OU Medical Center sees three or four drug-positive babies and/or mothers a week, Stuemky said, adding that it is difficult to estimate how big the overall problem is because of underreporting.
Public attention was called to the situation by a series of high-profile deaths, including Maggie May Trammel, a 10-day-old infant who died in 2010 after being placed in a washing machine at her mother's Bartlesville home. State Department of Human Services officials were notified at Maggie's birth that her mother had been using drugs while pregnant. The agency had received a half dozen previous child welfare complaints.
The commission released a summary report Friday that noted the Oklahoma Office of Juvenile System Oversight reviewed 10 cases involving babies where there was evidence of drug use by the mother at birth.
“Eight of the 10 babies died of subsequent neglect or abuse on average within 6.5 months of their birth,” the report states.
Wanda Felty, chairwoman of the subcommittee that issued the report, said when subcommittee members delved into the situation they discovered a number of problems, including a lack of availability of both outpatient and residential services for substance abuse treatment.
“For example, there are 216 total treatment beds available designed for women with dependent children and the waiting list is extensive,” the report states.
Expectant mothers with drug addiction problems are placed at the top of the treatment list, but more beds are needed, Felty said.
The commission is recommending that an extra $4 million be appropriated to the state Mental Health and Substance Abuse Services Department to expand treatment programs.
“When major addiction problems are identified with the mother, we've got to be able to offer some sort of treatment services,” Stuemky said.
Early on in the subcommittee's yearlong inquiry, officials discovered DHS child abuse hotline workers were not collecting and recording data concerning babies who tested positive for drugs at birth, Felty said.
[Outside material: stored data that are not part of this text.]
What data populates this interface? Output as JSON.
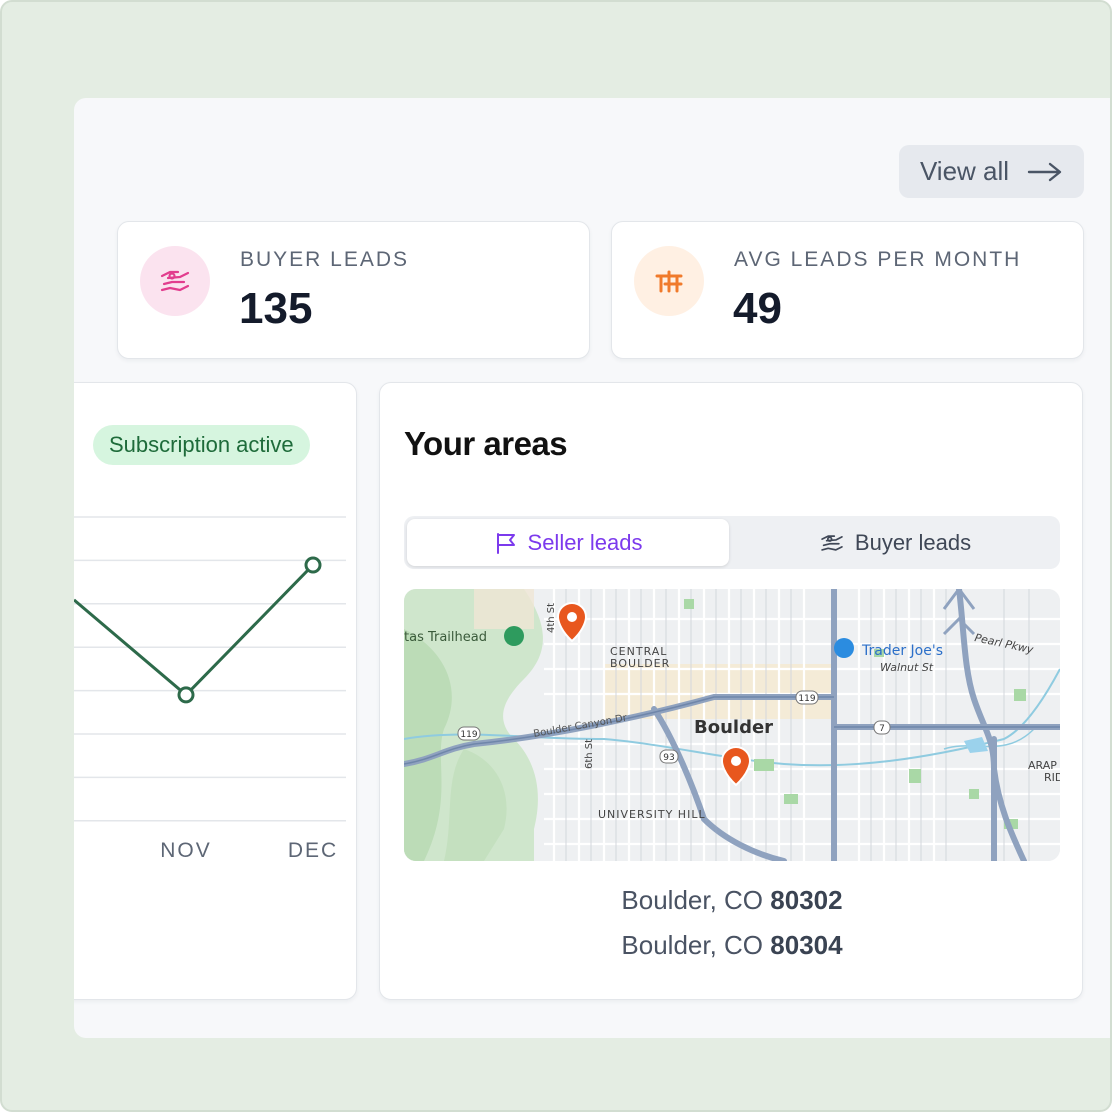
{
  "header": {
    "view_all_label": "View all",
    "view_all_icon": "arrow-right-icon"
  },
  "stats": [
    {
      "label": "BUYER LEADS",
      "value": "135",
      "icon": "buyer-handshake-icon",
      "icon_bg": "#fbe3ef",
      "icon_color": "#e23d8e"
    },
    {
      "label": "AVG LEADS PER MONTH",
      "value": "49",
      "icon": "bar-chart-icon",
      "icon_bg": "#fff0e3",
      "icon_color": "#f07a2b"
    }
  ],
  "subscription": {
    "badge": "Subscription active"
  },
  "chart_data": {
    "type": "line",
    "categories": [
      "NOV",
      "DEC"
    ],
    "series": [
      {
        "values": [
          0.35,
          0.8
        ]
      }
    ],
    "line_color": "#2d6a4a",
    "grid": true
  },
  "areas": {
    "title": "Your areas",
    "tabs": [
      {
        "label": "Seller leads",
        "icon": "flag-icon",
        "active": true
      },
      {
        "label": "Buyer leads",
        "icon": "buyer-handshake-icon",
        "active": false
      }
    ],
    "map": {
      "labels": {
        "trailhead": "tas Trailhead",
        "central_1": "CENTRAL",
        "central_2": "BOULDER",
        "city": "Boulder",
        "trader": "Trader Joe's",
        "walnut": "Walnut St",
        "pearl": "Pearl Pkwy",
        "canyon": "Boulder Canyon Dr",
        "uhill": "UNIVERSITY HILL",
        "fourth": "4th St",
        "sixth": "6th St",
        "r119a": "119",
        "r119b": "119",
        "r93": "93",
        "r7": "7",
        "arap1": "ARAP",
        "arap2": "RID"
      },
      "pin_color": "#e8571e"
    },
    "addresses": [
      {
        "city": "Boulder, CO",
        "zip": "80302"
      },
      {
        "city": "Boulder, CO",
        "zip": "80304"
      }
    ]
  }
}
That was quickly changed, she said.
Stuemky said as recently as a year ago, DHS child welfare workers did not always conduct investigations when his hospital reported newborns had tested positive for drugs. That policy has changed and investigations are now conducted in each case, he said.
The commission's inquiry also revealed that every hospital and every physician who has delivered a baby seemed to have different criteria for deciding when to make a referral to the state child welfare system, Felty said.
Stuemky told the commission that he relied on previous work done in Arizona and the state of Washington to develop a protocol for doctors and hospitals to follow in determining when and how to test, detect and report drug and alcohol abuse by mothers of newborns.
The protocol will be distributed to hospitals with childbirth facilities, as well as to doctors who care for expectant mothers and newborns, officials said.
The goal is not to seek punishment for mothers who have abused drugs or alcohol while pregnant, but to make referrals so that services can be provided to monitor and protect the safety of the babies, Stuemky said.
In extreme cases, child welfare workers may have to go to court to seek custody of a child, but those cases would be in the minority, he said.